Media Cart Holdings, a retail marketing company, developed an RFID shopping system that's a marketing tool for consumer packaged goods companies and a way for grocery stores to improve shoppers' experiences. ShopRite, a Northeast grocery chain, is currently testing the system at two of its New Jersey supermarkets.

The MediaCart wagon can tell shoppers about special promotions and help them locate items in the store.

Each shopping cart is outfitted with a ThingMagic 4E RFID interrogator, a power supply and a color monitor. The store shelves are fitted with passive EPC Gen 2 tags from Avery Dennison. As a shopper moves down an aisle, the cart reads the IDs encoded onto the tags and sends them via the store's Wi-Fi network to a central MediaCart database, which sends commands back to the cart's monitor to play select video advertisements.

"The ads are based on the [CPG] firm's desire to trigger certain products based on the customer's location," says Jon Kramer, Media Cart's chief marketing officer. For example, a CPG company might run an ad for cookies when a shopper passes the milk display, or the ad could highlight a special promotion for a particular soda when a shopper enters the soft-drink aisle. The revenue from the ads covers the retailer's cost for the system's RFID infrastructure and software, and the carts cost the same as standard ones.

Consumers can use the system to locate a product by keying in the name on the monitor's touchscreen. Media Cart plans to add a new feature to the system that would allow consumers to create shopping lists at home on the retailer's Web site. In the store, consumers could scan their loyalty card on the cart's bar-code scanner, and the cart's monitor would display the list and guide the shopper from one item to the next.

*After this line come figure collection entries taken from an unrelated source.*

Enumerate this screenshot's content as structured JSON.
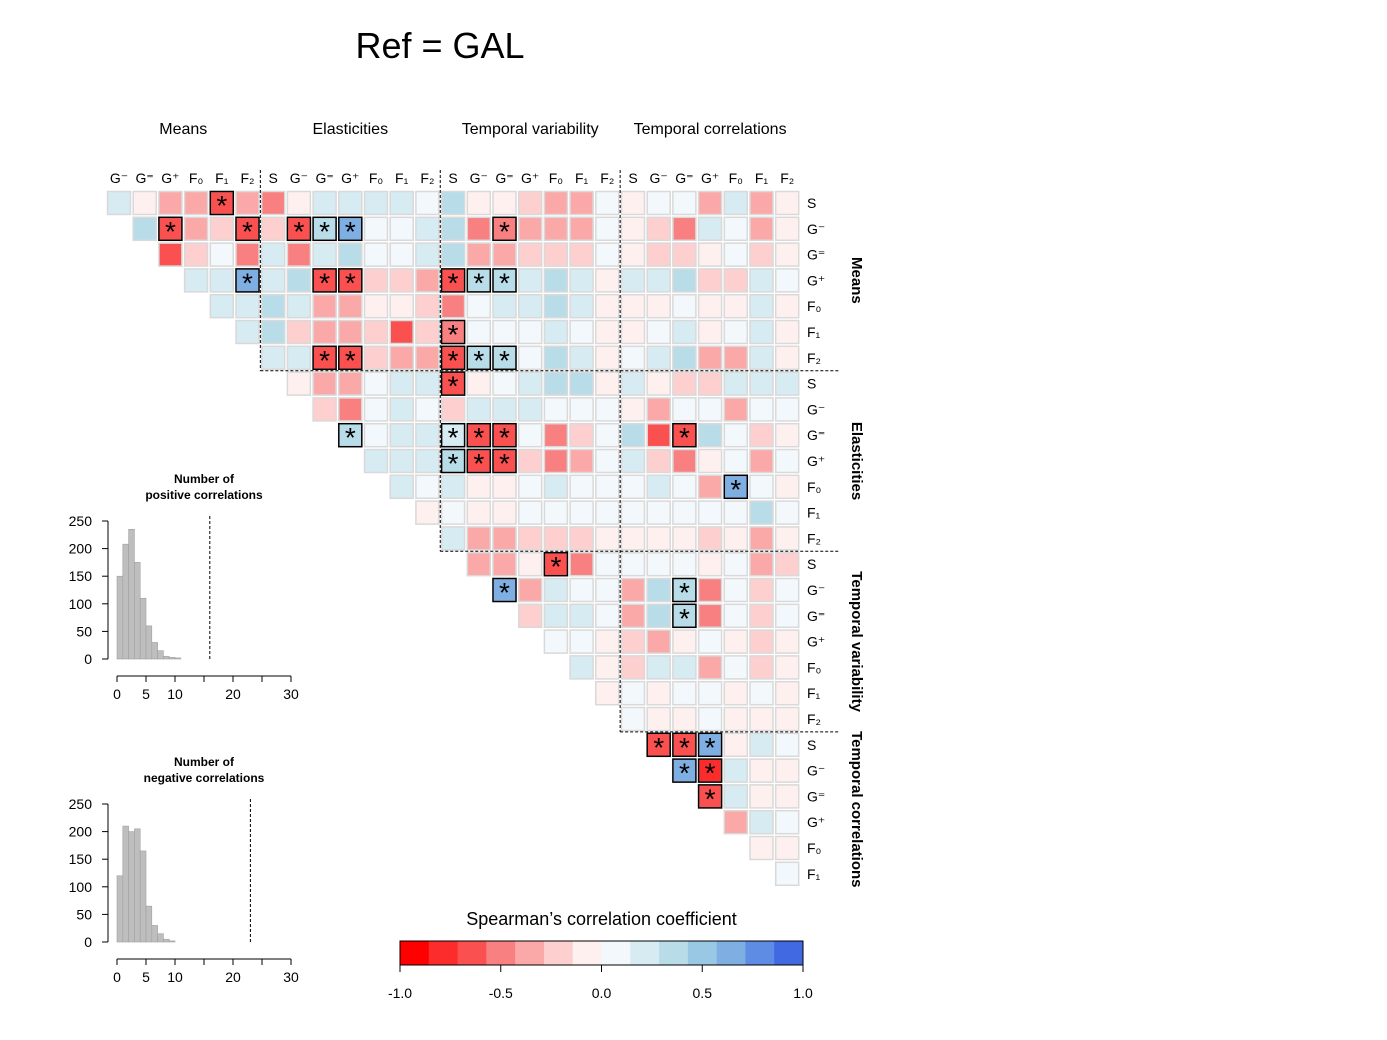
{
  "title": "Ref = GAL",
  "chart_data": [
    {
      "type": "heatmap",
      "column_labels": [
        "G⁻",
        "G⁼",
        "G⁺",
        "F₀",
        "F₁",
        "F₂",
        "S",
        "G⁻",
        "G⁼",
        "G⁺",
        "F₀",
        "F₁",
        "F₂",
        "S",
        "G⁻",
        "G⁼",
        "G⁺",
        "F₀",
        "F₁",
        "F₂",
        "S",
        "G⁻",
        "G⁼",
        "G⁺",
        "F₀",
        "F₁",
        "F₂"
      ],
      "row_labels": [
        "S",
        "G⁻",
        "G⁼",
        "G⁺",
        "F₀",
        "F₁",
        "F₂",
        "S",
        "G⁻",
        "G⁼",
        "G⁺",
        "F₀",
        "F₁",
        "F₂",
        "S",
        "G⁻",
        "G⁼",
        "G⁺",
        "F₀",
        "F₁",
        "F₂",
        "S",
        "G⁻",
        "G⁼",
        "G⁺",
        "F₀",
        "F₁"
      ],
      "column_groups": [
        {
          "label": "Means",
          "span": 6
        },
        {
          "label": "Elasticities",
          "span": 7
        },
        {
          "label": "Temporal variability",
          "span": 7
        },
        {
          "label": "Temporal correlations",
          "span": 7
        }
      ],
      "row_groups": [
        {
          "label": "Means",
          "span": 7
        },
        {
          "label": "Elasticities",
          "span": 7
        },
        {
          "label": "Temporal variability",
          "span": 7
        },
        {
          "label": "Temporal correlations",
          "span": 6
        }
      ],
      "values": [
        [
          0.2,
          -0.1,
          -0.3,
          -0.3,
          -0.6,
          -0.3,
          -0.5,
          -0.1,
          0.15,
          0.2,
          0.15,
          0.2,
          0.05,
          0.3,
          -0.1,
          -0.1,
          -0.2,
          -0.4,
          -0.3,
          0.05,
          -0.1,
          0.1,
          0.1,
          -0.3,
          0.15,
          -0.3,
          -0.1
        ],
        [
          0.4,
          -0.7,
          -0.3,
          -0.2,
          -0.6,
          -0.2,
          -0.6,
          0.4,
          0.6,
          0.05,
          0.05,
          0.15,
          0.3,
          -0.5,
          -0.5,
          -0.4,
          -0.3,
          -0.3,
          0.05,
          -0.1,
          -0.2,
          -0.5,
          0.15,
          0.1,
          -0.4,
          -0.1
        ],
        [
          -0.7,
          -0.2,
          0.05,
          -0.5,
          0.15,
          -0.5,
          0.2,
          0.4,
          0.05,
          0.1,
          0.15,
          0.3,
          -0.3,
          -0.3,
          -0.2,
          -0.2,
          -0.2,
          0.05,
          -0.1,
          -0.2,
          -0.2,
          -0.1,
          0.1,
          -0.2,
          -0.1
        ],
        [
          0.2,
          0.15,
          0.6,
          0.2,
          0.4,
          -0.6,
          -0.7,
          -0.2,
          -0.2,
          -0.3,
          -0.6,
          0.4,
          0.3,
          0.15,
          0.3,
          0.2,
          -0.1,
          0.15,
          0.15,
          0.3,
          -0.2,
          -0.2,
          0.2,
          0.05
        ],
        [
          0.15,
          0.2,
          0.3,
          0.15,
          -0.3,
          -0.3,
          -0.1,
          -0.1,
          -0.2,
          -0.5,
          0.05,
          0.15,
          0.15,
          0.3,
          0.15,
          -0.1,
          -0.1,
          -0.1,
          0.05,
          -0.1,
          -0.1,
          0.2,
          -0.1
        ],
        [
          0.2,
          0.3,
          -0.2,
          -0.4,
          -0.4,
          -0.2,
          -0.6,
          -0.2,
          -0.5,
          0.1,
          0.1,
          0.05,
          0.2,
          0.05,
          -0.1,
          -0.1,
          0.05,
          0.15,
          -0.05,
          0.1,
          0.15,
          -0.05
        ],
        [
          0.2,
          0.15,
          -0.6,
          -0.7,
          -0.2,
          -0.3,
          -0.4,
          -0.6,
          0.4,
          0.3,
          0.1,
          0.3,
          0.2,
          -0.1,
          0.1,
          0.15,
          0.3,
          -0.3,
          -0.3,
          0.2,
          -0.1
        ],
        [
          -0.1,
          -0.4,
          -0.4,
          0.05,
          0.15,
          0.15,
          -0.7,
          -0.05,
          0.05,
          0.15,
          0.3,
          0.3,
          -0.05,
          0.2,
          -0.1,
          -0.2,
          -0.2,
          0.15,
          0.2,
          0.15
        ],
        [
          -0.2,
          -0.5,
          0.05,
          0.15,
          0.1,
          -0.2,
          0.15,
          0.2,
          0.2,
          0.05,
          0.05,
          0.05,
          -0.1,
          -0.3,
          0.05,
          0.1,
          -0.4,
          0.05,
          0.05
        ],
        [
          0.4,
          0.05,
          0.2,
          0.2,
          0.2,
          -0.7,
          -0.6,
          0.05,
          -0.5,
          -0.2,
          0.05,
          0.3,
          -0.6,
          -0.7,
          0.3,
          0.05,
          -0.2,
          -0.1
        ],
        [
          0.15,
          0.2,
          0.2,
          0.4,
          -0.6,
          -0.6,
          -0.2,
          -0.5,
          -0.3,
          0.05,
          0.15,
          -0.2,
          -0.5,
          -0.1,
          0.05,
          -0.4,
          0.05
        ],
        [
          0.15,
          0.1,
          0.15,
          -0.1,
          -0.1,
          0.05,
          0.15,
          0.1,
          0.05,
          0.1,
          0.15,
          0.05,
          -0.3,
          0.6,
          0.05,
          -0.1
        ],
        [
          -0.1,
          0.1,
          -0.1,
          -0.1,
          0.05,
          0.1,
          0.05,
          0.05,
          0.1,
          0.1,
          0.05,
          0.05,
          0.05,
          0.3,
          0.05
        ],
        [
          0.15,
          -0.3,
          -0.4,
          -0.2,
          -0.2,
          -0.2,
          -0.1,
          -0.1,
          -0.1,
          -0.1,
          -0.2,
          -0.1,
          -0.3,
          -0.1
        ],
        [
          -0.4,
          -0.4,
          -0.1,
          -0.6,
          -0.5,
          0.05,
          0.05,
          0.05,
          0.05,
          -0.1,
          0.1,
          -0.4,
          -0.2
        ],
        [
          0.7,
          -0.4,
          0.2,
          0.05,
          0.05,
          -0.4,
          0.3,
          0.3,
          -0.5,
          0.05,
          -0.2,
          0.05
        ],
        [
          -0.2,
          0.15,
          0.15,
          0.05,
          -0.3,
          0.3,
          0.3,
          -0.5,
          0.05,
          -0.2,
          0.05
        ],
        [
          0.05,
          0.05,
          -0.1,
          -0.2,
          -0.3,
          -0.1,
          0.1,
          -0.1,
          -0.2,
          -0.1
        ],
        [
          0.2,
          -0.1,
          -0.2,
          0.2,
          0.2,
          -0.3,
          0.05,
          -0.2,
          -0.1
        ],
        [
          -0.1,
          0.1,
          -0.1,
          0.05,
          0.05,
          -0.1,
          0.1,
          -0.1
        ],
        [
          0.05,
          -0.1,
          -0.1,
          0.05,
          -0.1,
          -0.1,
          -0.1
        ],
        [
          -0.7,
          -0.7,
          0.6,
          -0.1,
          0.15,
          0.05
        ],
        [
          0.7,
          -0.8,
          0.15,
          -0.1,
          -0.1
        ],
        [
          -0.7,
          0.15,
          -0.1,
          -0.05
        ],
        [
          -0.3,
          0.15,
          0.05
        ],
        [
          -0.1,
          -0.1
        ],
        [
          0.05
        ]
      ],
      "significant": [
        [
          4
        ],
        [
          1,
          4,
          6,
          7,
          8,
          14
        ],
        [],
        [
          2,
          5,
          6,
          10,
          11,
          12
        ],
        [],
        [
          8
        ],
        [
          2,
          3,
          7,
          8,
          9
        ],
        [
          6
        ],
        [],
        [
          0,
          4,
          5,
          6,
          13
        ],
        [
          3,
          4,
          5
        ],
        [
          13
        ],
        [],
        [],
        [
          3
        ],
        [
          0,
          7
        ],
        [
          6
        ],
        [],
        [],
        [],
        [],
        [
          0,
          1,
          2
        ],
        [
          0,
          1
        ],
        [
          0
        ],
        [],
        [],
        []
      ],
      "significance_symbol": "*",
      "colorbar_title": "Spearman’s correlation coefficient",
      "clim": [
        -1,
        1
      ],
      "colors": [
        "#ff0000",
        "#fd2c2c",
        "#fb5050",
        "#f98080",
        "#fba8a8",
        "#fdcfcf",
        "#fff0f0",
        "#f2f8fb",
        "#d6ebf2",
        "#b8dde9",
        "#99c8e4",
        "#7eaee2",
        "#5e8ce4",
        "#4169e1"
      ],
      "colorbar_ticks": [
        {
          "value": -1,
          "label": "-1.0"
        },
        -0.5,
        {
          "value": 0,
          "label": "0.0"
        },
        0.5,
        {
          "value": 1,
          "label": "1.0"
        }
      ]
    },
    {
      "type": "histogram",
      "title": [
        "Number of",
        "positive correlations"
      ],
      "bins": [
        0,
        1,
        2,
        3,
        4,
        5,
        6,
        7,
        8,
        9,
        10,
        11
      ],
      "counts": [
        150,
        208,
        235,
        175,
        110,
        60,
        30,
        15,
        5,
        3,
        2
      ],
      "color": "#bebebe",
      "observed": 16,
      "xlim": [
        0,
        30
      ],
      "xticks": [
        0,
        5,
        10,
        20,
        30
      ],
      "xticks_unlabeled": [
        15,
        25
      ],
      "ylim": [
        0,
        250
      ],
      "yticks": [
        0,
        50,
        100,
        150,
        200,
        250
      ]
    },
    {
      "type": "histogram",
      "title": [
        "Number of",
        "negative correlations"
      ],
      "bins": [
        0,
        1,
        2,
        3,
        4,
        5,
        6,
        7,
        8,
        9,
        10
      ],
      "counts": [
        120,
        210,
        200,
        205,
        165,
        65,
        30,
        15,
        5,
        2
      ],
      "color": "#bebebe",
      "observed": 23,
      "xlim": [
        0,
        30
      ],
      "xticks": [
        0,
        5,
        10,
        20,
        30
      ],
      "xticks_unlabeled": [
        15,
        25
      ],
      "ylim": [
        0,
        250
      ],
      "yticks": [
        0,
        50,
        100,
        150,
        200,
        250
      ]
    }
  ]
}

Intelligentz, an RFID systems integrator, has developed an RFID mapping system that tracks the movement of shopping carts, so retailers can glean insights into consumers' shopping habits. A proprietary 2.45 GHz active tag attached to each cart transmits a unique ID number to RFID interrogators mounted throughout the store. Readers with long-range antennas are mounted outside the store to locate carts in the parking lot. The company's Pangaea RF Pro Web-based software collects the tag IDs over Wi-Fi and plots them on a map. Michael Lucas, CEO of Intelligentz, says a large grocery chain has piloted the cart-tracking application and plans to purchase and roll out the system.